Cristina: First, working on a meticulous plan and design of the study, engaging pathology experts. Their insights were invaluable in shaping methods and configuring the study environment to extract results that are not only valid but also representative. Second, throughout the sample collection and participant recruitment phase, we prioritized diversity. This included ensuring representation across centers and subgroups of the most relevant clinical variables among samples, and varying levels of experience in breast pathology and digital pathology among participants, thereby mitigating potential biases. Additionally, a critical aspect was the implementation of a thorough statistical analysis of the collected data, aimed at producing results that are verifiable and reproducible, contributing to the study’s reliability and applicability to real clinical settings.
Anna: What challenges did you encounter?
Cristina: I would say that coordinating a large group of participants (28 readers and 3 pathologists subspecialized in breast pathology) came with its logistical challenges. The coordination between multiple teams at Radboud university medical center and Aiosyn brought an additional layer of complexity, demanding effective communication strategies. In addition, a seamless collection of samples across multiple centers was a priority, and this required constant vigilance to adhere to ethical guidelines in data transfers and management. On top of these challenges were tight deadlines, underscoring the need for efficient time management and decision-making to ensure the study’s success.
Anna: How was coordinating this study with Radboud university medical center?
Cristina: Coordinating the study with Radboud university medical center was a very positive experience. While it was the first time both the team at Radboud university medical center and Aiosyn were running a clinical study under within the scope of IVDR, their extensive prior experience with clinical studies truly helped in navigating the complexities. The collaboration benefited significantly from Radboud’s state-of-the-art facilities and the expertise of their team (Jeroen van der Laak, Leslie Tessier, Maschenka Balkenhol). They have been key in the study’s success, undoubtedly.
Anna: Are you satisfied with the results of the clinical performance study? Were there any surprises?

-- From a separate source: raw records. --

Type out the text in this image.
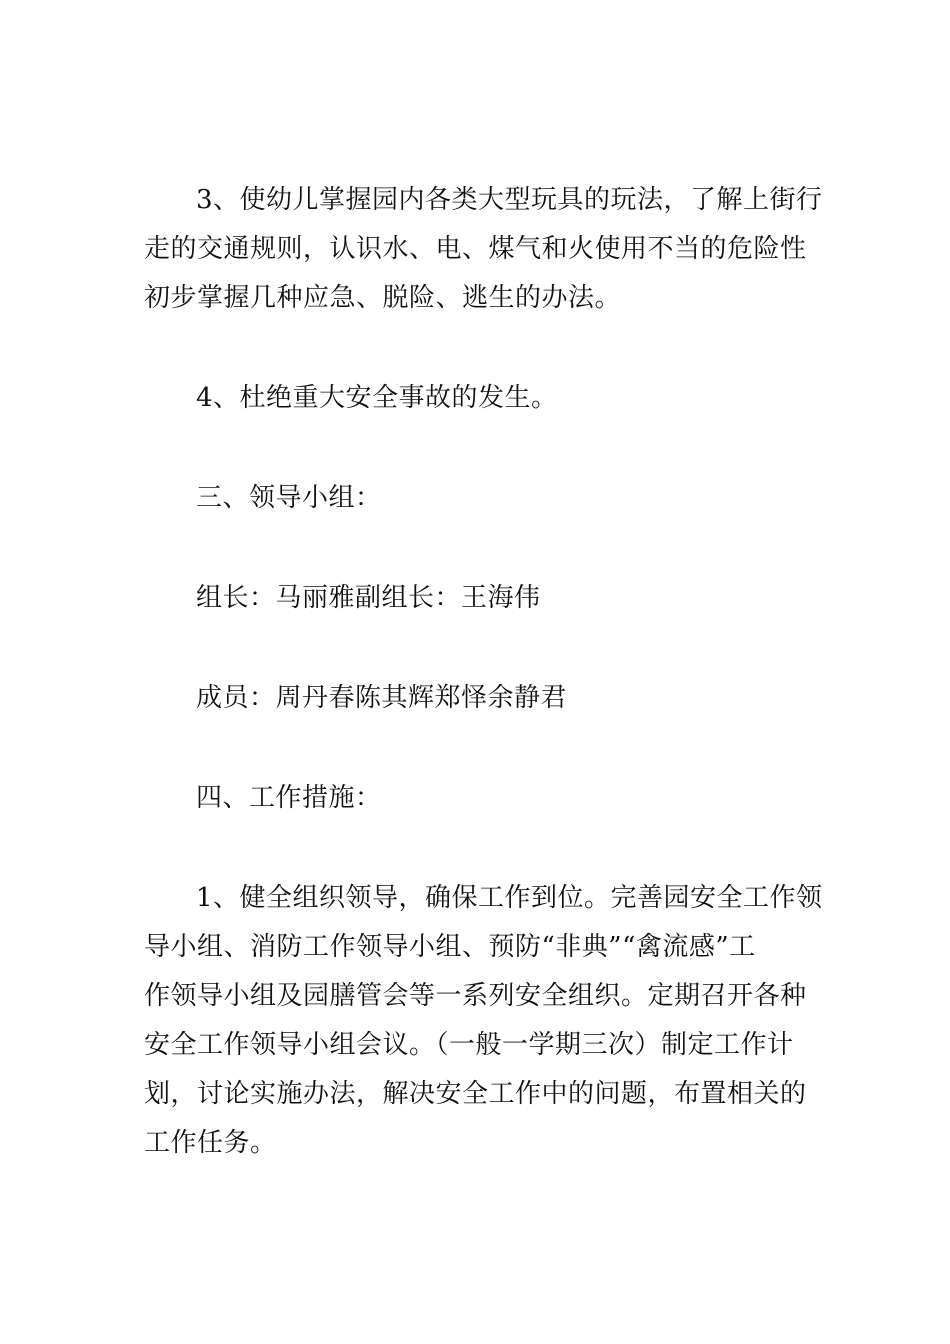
3、使幼儿掌握园内各类大型玩具的玩法，了解上街行
走的交通规则，认识水、电、煤气和火使用不当的危险性
初步掌握几种应急、脱险、逃生的办法。
4、杜绝重大安全事故的发生。
三、领导小组：
组长：马丽雅副组长：王海伟
成员：周丹春陈其辉郑怿余静君
四、工作措施：
1、健全组织领导，确保工作到位。完善园安全工作领
导小组、消防工作领导小组、预防“非典”“禽流感”工
作领导小组及园膳管会等一系列安全组织。定期召开各种
安全工作领导小组会议。（一般一学期三次）制定工作计
划，讨论实施办法，解决安全工作中的问题，布置相关的
工作任务。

Cristina: I am highly satisfied with the results of the study, since the clinical benefits of Aiosyn Mitosis Breast we wanted to validate have been confirmed: pathologists do become more efficient and consistent when they are assisted by our device, without compromising their accuracy. As for surprises, the study reaffirmed the high levels of inter-observer variability among pathologists in mitosis counting. While not entirely unexpected, this finding underscores the potential of AI support in standardizing care.
Anna: When will the study be published?
Cristina: A peer-reviewed publication of the study is currently in progress, and we anticipate its release next year.
Anna: When do you think we’ll start to see some clinics using Aiosyn Mitosis Breast?
Cristina: The initial step is obtaining CE certification for the device, and we view the results of this study as a very valuable piece of evidence for the certification process. Given the current interest we are receiving from pathologists across various centers for integrating Aiosyn Mitosis Breast into their workflows, I anticipate a swift adoption once the device is certified.
Anna: Thank you, Cristina, for your time! I look forward to reading the study’s publication once it is out and to witnessing the adoption of Aiosyn Mitosis Breast in clinical workflows.
Cristina: Thank you for the interview. I am also excited about seeing the positive impact of AI-powered mitosis detection on doctors and patients.